Rasûlü Ekrem, süt kardeşini hemen tanımış ve gözlerinden yaşlar akmağa başlamıştı. Onunla alâkadar oldu. Hırkasını çıkarıp yere serdi. Onu üzerine oturttu. Ona çok hürmette bulundu ve kendisine bir köle, bir cariye, iki deve ve bir miktar koyun vererek, kabîlesinin Müslüman olanlarına iâde etti.

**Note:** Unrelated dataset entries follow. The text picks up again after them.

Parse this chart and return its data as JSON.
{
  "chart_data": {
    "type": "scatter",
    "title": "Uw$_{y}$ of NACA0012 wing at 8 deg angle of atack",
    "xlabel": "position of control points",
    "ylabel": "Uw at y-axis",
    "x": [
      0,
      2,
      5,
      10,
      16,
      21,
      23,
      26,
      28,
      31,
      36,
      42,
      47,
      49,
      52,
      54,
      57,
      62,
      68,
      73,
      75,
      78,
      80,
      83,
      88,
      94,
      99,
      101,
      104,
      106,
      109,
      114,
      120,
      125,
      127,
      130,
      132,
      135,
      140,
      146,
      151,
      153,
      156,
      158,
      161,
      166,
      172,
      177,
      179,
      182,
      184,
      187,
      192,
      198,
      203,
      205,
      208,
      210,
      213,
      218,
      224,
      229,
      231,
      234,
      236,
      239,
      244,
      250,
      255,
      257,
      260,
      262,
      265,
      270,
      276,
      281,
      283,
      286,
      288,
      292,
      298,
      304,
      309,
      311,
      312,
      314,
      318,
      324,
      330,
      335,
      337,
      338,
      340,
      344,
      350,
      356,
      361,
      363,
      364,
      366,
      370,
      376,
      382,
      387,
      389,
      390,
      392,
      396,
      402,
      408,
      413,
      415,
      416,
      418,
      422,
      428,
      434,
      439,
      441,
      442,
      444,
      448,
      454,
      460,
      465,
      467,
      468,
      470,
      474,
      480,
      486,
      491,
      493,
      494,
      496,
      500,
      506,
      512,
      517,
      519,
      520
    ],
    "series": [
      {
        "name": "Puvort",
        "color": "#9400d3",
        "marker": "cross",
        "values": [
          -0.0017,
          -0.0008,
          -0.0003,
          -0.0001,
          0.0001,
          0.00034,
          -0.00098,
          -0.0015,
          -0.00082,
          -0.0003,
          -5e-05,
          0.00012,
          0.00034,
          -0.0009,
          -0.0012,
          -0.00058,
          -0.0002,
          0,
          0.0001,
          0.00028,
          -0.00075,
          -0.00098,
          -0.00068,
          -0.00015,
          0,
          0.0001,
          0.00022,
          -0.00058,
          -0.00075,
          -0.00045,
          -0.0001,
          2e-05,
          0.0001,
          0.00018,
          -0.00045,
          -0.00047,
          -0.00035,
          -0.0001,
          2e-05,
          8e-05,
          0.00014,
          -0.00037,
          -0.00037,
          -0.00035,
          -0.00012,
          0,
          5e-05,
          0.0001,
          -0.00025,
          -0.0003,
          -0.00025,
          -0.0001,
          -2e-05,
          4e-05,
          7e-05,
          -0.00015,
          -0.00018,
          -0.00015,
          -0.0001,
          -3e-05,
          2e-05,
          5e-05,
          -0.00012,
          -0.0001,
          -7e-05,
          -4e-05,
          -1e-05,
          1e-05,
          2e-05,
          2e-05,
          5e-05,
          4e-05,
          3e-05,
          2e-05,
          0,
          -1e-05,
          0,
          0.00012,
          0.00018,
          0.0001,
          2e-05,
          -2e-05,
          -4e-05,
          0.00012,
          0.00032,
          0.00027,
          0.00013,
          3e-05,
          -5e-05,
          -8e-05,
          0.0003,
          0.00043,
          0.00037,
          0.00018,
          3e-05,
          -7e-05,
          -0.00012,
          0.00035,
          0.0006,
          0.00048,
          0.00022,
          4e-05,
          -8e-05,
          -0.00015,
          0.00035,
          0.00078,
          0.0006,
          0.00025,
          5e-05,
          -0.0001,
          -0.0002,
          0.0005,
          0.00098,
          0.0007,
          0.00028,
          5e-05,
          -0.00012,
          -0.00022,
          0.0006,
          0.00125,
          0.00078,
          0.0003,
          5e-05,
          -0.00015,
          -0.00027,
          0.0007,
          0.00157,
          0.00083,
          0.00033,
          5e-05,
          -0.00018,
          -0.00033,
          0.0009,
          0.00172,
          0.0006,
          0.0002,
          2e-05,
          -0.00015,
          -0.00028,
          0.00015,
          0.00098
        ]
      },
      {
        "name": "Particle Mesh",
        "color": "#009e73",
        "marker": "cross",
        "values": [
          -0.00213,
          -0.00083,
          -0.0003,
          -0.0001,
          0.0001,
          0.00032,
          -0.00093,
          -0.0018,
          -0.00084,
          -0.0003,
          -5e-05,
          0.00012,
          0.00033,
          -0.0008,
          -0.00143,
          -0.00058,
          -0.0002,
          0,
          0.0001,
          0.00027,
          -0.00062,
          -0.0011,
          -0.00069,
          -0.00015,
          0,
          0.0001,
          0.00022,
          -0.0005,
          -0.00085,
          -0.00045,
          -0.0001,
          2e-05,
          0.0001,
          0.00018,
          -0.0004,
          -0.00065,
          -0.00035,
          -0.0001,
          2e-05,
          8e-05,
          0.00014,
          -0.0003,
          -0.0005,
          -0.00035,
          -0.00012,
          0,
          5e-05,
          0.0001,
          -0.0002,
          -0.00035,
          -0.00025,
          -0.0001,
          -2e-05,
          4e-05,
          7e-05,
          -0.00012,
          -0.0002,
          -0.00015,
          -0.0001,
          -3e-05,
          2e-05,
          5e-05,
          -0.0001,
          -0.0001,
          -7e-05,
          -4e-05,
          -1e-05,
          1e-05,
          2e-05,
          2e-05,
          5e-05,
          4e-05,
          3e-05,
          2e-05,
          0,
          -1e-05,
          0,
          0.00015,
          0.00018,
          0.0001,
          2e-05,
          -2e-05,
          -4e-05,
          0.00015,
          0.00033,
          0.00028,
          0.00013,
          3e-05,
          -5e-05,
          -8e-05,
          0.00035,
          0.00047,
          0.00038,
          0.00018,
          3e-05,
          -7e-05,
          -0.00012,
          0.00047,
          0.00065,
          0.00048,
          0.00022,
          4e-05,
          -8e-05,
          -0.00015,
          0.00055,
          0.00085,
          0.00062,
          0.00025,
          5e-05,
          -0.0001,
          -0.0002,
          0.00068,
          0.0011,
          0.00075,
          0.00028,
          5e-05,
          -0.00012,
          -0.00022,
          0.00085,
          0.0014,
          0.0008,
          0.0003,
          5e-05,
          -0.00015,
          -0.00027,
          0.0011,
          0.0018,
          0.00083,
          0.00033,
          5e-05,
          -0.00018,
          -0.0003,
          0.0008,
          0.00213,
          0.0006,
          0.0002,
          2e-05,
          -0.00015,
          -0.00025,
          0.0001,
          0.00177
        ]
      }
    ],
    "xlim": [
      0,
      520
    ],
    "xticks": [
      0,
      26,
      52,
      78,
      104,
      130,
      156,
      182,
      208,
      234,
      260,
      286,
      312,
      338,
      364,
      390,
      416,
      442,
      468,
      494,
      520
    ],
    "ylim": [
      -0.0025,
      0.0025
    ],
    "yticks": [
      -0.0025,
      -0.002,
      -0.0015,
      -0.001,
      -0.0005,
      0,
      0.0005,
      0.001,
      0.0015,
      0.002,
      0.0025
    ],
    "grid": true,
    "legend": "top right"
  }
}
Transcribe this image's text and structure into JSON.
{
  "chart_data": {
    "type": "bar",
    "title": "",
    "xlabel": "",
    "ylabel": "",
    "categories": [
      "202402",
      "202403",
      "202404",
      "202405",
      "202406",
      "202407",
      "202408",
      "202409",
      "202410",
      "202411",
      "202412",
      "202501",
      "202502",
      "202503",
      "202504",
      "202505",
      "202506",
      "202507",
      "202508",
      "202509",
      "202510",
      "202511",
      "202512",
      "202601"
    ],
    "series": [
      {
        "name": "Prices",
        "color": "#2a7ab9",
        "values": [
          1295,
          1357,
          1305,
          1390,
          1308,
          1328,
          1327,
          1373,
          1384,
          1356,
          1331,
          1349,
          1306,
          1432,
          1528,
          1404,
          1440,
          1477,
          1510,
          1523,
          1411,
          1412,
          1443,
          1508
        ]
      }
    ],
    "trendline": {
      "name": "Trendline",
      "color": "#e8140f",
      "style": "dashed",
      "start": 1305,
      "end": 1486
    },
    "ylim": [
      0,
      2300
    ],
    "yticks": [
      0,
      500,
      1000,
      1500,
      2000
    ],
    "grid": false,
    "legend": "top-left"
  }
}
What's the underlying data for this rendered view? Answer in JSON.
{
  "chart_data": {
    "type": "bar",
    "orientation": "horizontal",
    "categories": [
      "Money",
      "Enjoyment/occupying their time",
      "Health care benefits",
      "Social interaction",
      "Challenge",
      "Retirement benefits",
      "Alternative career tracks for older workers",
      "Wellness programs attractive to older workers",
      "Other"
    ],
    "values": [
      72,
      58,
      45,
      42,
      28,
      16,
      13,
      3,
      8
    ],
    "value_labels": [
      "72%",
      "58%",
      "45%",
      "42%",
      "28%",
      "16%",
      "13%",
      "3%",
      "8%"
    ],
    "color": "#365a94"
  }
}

Havazin'den, Peygamber Efendimize ricâda bulunmak için bir heyet gelmişti. Peygamber Efendimiz onlara; "Malınızı mı yoksa âilelerinizi ve çocuklarınızı mı istiyorsunuz?" diye sordu. Onlar da; "Âile ve çocuklarımızı istiyoruz" dediler.
Bunun üzerine Peygamberimiz, kendisine ve Abdulmuttalib oğullarına düşen esirlerin hepsini serbest bıraktı. Bunu gören diğer Eshab da kendilerine düşen bütün esirleri serbest bıraktı. Böylece 6 bin esir serbest bırakılmış, hürriyetlerine kavuşturulmuş oldu.
Rasûlü Ekrem, Havazin reîsi Mâlik'e haber göndererek: "Eğer gelip Müslüman olursa, onun da âilesi kendisine verilecektir." buyurdu.
O da geldi Müslüman oldu. Peygamber Efendimiz, onun da âilesini serbest bıraktı. Mallarından ayrı olarak kendisine 100 deve de verdi. Havazinliler ve Mâlik çok duygulandılar ve çok sevindiler. Kalpleri fetholdu. Müslüman oldular.